Writing yet another biography of a famous person must be a difficult task. Claire Tomalin is an example of an author who is so skilled at this craft that she makes any great life an exciting read, no matter how often is has been written about before. As with her recent insightful offering about birthday boy Charles Dickens.
In her latest biography of Virginia Woolf, cultural historian Alexandra Harris acknowledges that hers is not a definitive version of this literary life, but rather a guide to her writings, with snippets of Woolf’s life thrown in. And, although quite a slim volume, it is very readable in that context, with some great illustrations and prints included to bring it to life.
Woolf is a difficult woman to write about and achieve any degree of warmth from the reader, as she could be aloof, snobbish, and was certainly privileged. But, as I discovered myself when reading her diaries for the first time a couple of years ago, she can be completely fascinating. She famously suffered from an early age from ‘breakdowns’ and severe depression, probably brought on by her mother’s death when she was just thirteen. Her illness frames her life and her literary career, as with the closing of each writing process as one novel came to an end, she knew that a depression would inevitably arrive and be in danger of overwhelming her.
Harris shows how some of her great friendships and relationships shaped her writing, in almost an exact opposite manner to the way Woolf herself reveals similar details via her diaries.
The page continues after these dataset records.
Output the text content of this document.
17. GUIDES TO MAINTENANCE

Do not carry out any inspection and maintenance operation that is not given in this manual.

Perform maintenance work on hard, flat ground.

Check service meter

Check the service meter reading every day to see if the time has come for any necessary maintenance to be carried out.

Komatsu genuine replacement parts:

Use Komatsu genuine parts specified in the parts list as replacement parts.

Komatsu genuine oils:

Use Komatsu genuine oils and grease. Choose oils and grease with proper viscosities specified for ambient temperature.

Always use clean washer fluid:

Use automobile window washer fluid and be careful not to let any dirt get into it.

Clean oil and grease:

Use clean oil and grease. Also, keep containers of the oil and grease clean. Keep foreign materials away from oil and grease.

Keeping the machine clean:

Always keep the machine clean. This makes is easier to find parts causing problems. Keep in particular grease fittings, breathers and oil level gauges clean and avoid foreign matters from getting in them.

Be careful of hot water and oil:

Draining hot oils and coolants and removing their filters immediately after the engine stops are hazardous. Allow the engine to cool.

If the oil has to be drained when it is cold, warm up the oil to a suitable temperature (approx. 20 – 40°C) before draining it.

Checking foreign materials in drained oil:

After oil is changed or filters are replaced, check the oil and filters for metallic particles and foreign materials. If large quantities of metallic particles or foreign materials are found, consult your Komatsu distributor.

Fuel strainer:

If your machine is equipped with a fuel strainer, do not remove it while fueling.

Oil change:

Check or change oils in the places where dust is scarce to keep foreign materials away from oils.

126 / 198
And there are some interesting facts revealed about her, as when she turned down an honorary degree from the University of Manchester due to her hatred of the trappings of fame and her love of privacy.
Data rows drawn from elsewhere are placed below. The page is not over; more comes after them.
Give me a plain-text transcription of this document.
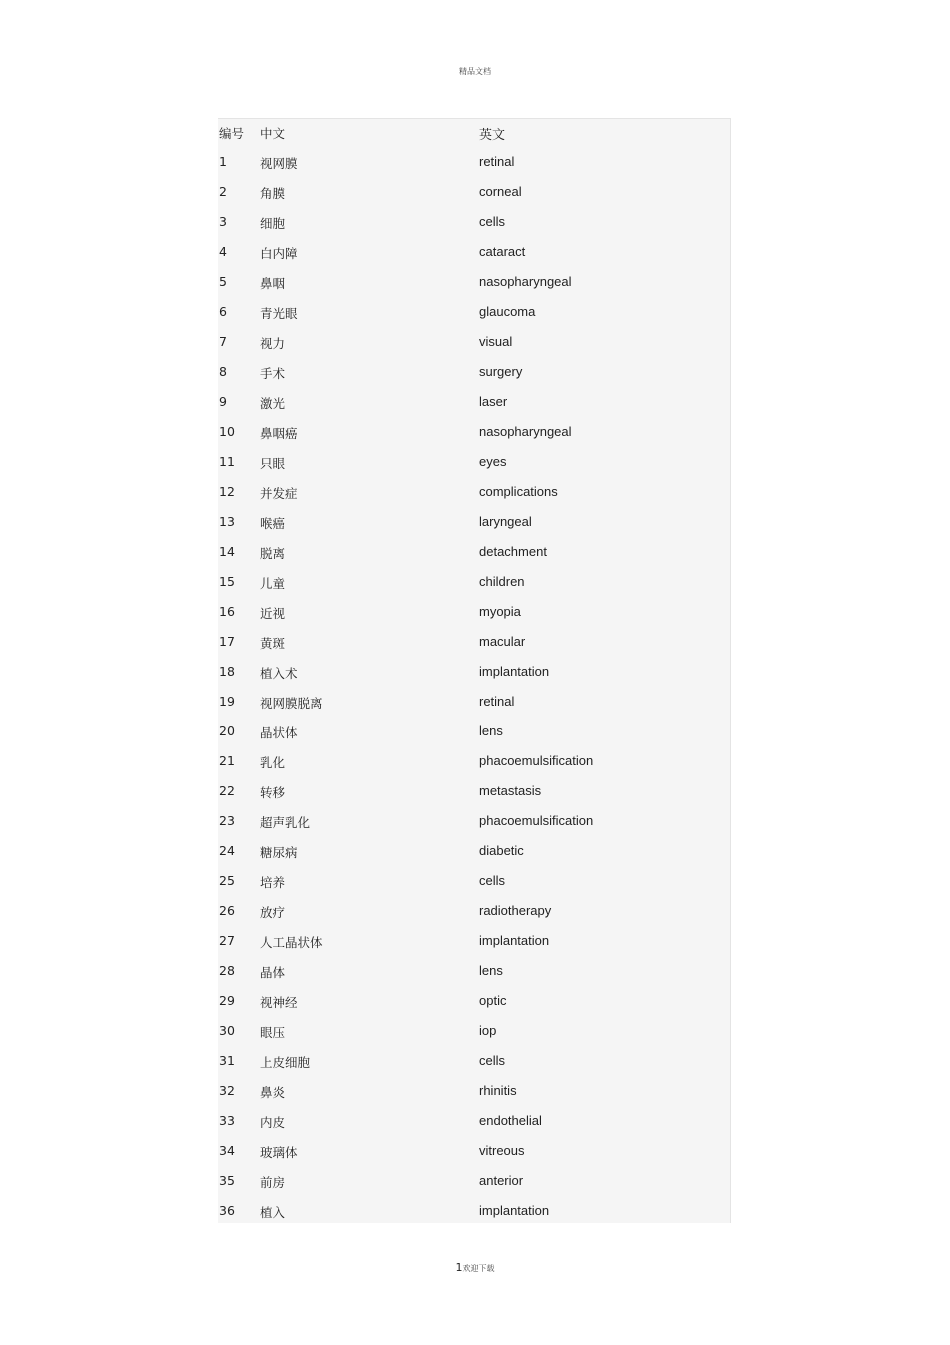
精品文档
编号 中文	英文
1	视网膜	retinal
2	角膜	corneal
3	细胞	cells
4	白内障	cataract
5	鼻咽	nasopharyngeal
6	青光眼	glaucoma
7	视力	visual
8	手术	surgery
9	激光	laser
10 鼻咽癌	nasopharyngeal
11 只眼	eyes
12 并发症	complications
13 喉癌	laryngeal
14 脱离	detachment
15 儿童	children
16 近视	myopia
17 黄斑	macular
18 植入术	implantation
19 视网膜脱离	retinal
20 晶状体	lens
21 乳化	phacoemulsification
22 转移	metastasis
23 超声乳化	phacoemulsification
24 糖尿病	diabetic
25 培养	cells
26 放疗	radiotherapy
27 人工晶状体	implantation
28 晶体	lens
29 视神经	optic
30 眼压	iop
31 上皮细胞	cells
32 鼻炎	rhinitis
33 内皮	endothelial
34 玻璃体	vitreous
35 前房	anterior
36 植入	implantation
1欢迎下载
The shadow of Fascism loomed over Virginia and her Jewish husband Leonard. They made practical preparations for how they would commit suicide together if the Nazis managed to invade Britain. But famously it was Virginia who committed suicide alone; preferring to drown herself rather than go through another bout of severe depression when she was approaching sixty. She also could not bear to put her husband and close friends through the trauma of looking after her again.
She asked her husband to destroy all her papers after her death. Thank goodness he didn’t or else we would not have her diaries to savour. For she is one of the most interesting and readable diarist there ever has been. And in this primer for her novels, Harris makes a good case for going beyond her journals to sample her fictional writings too.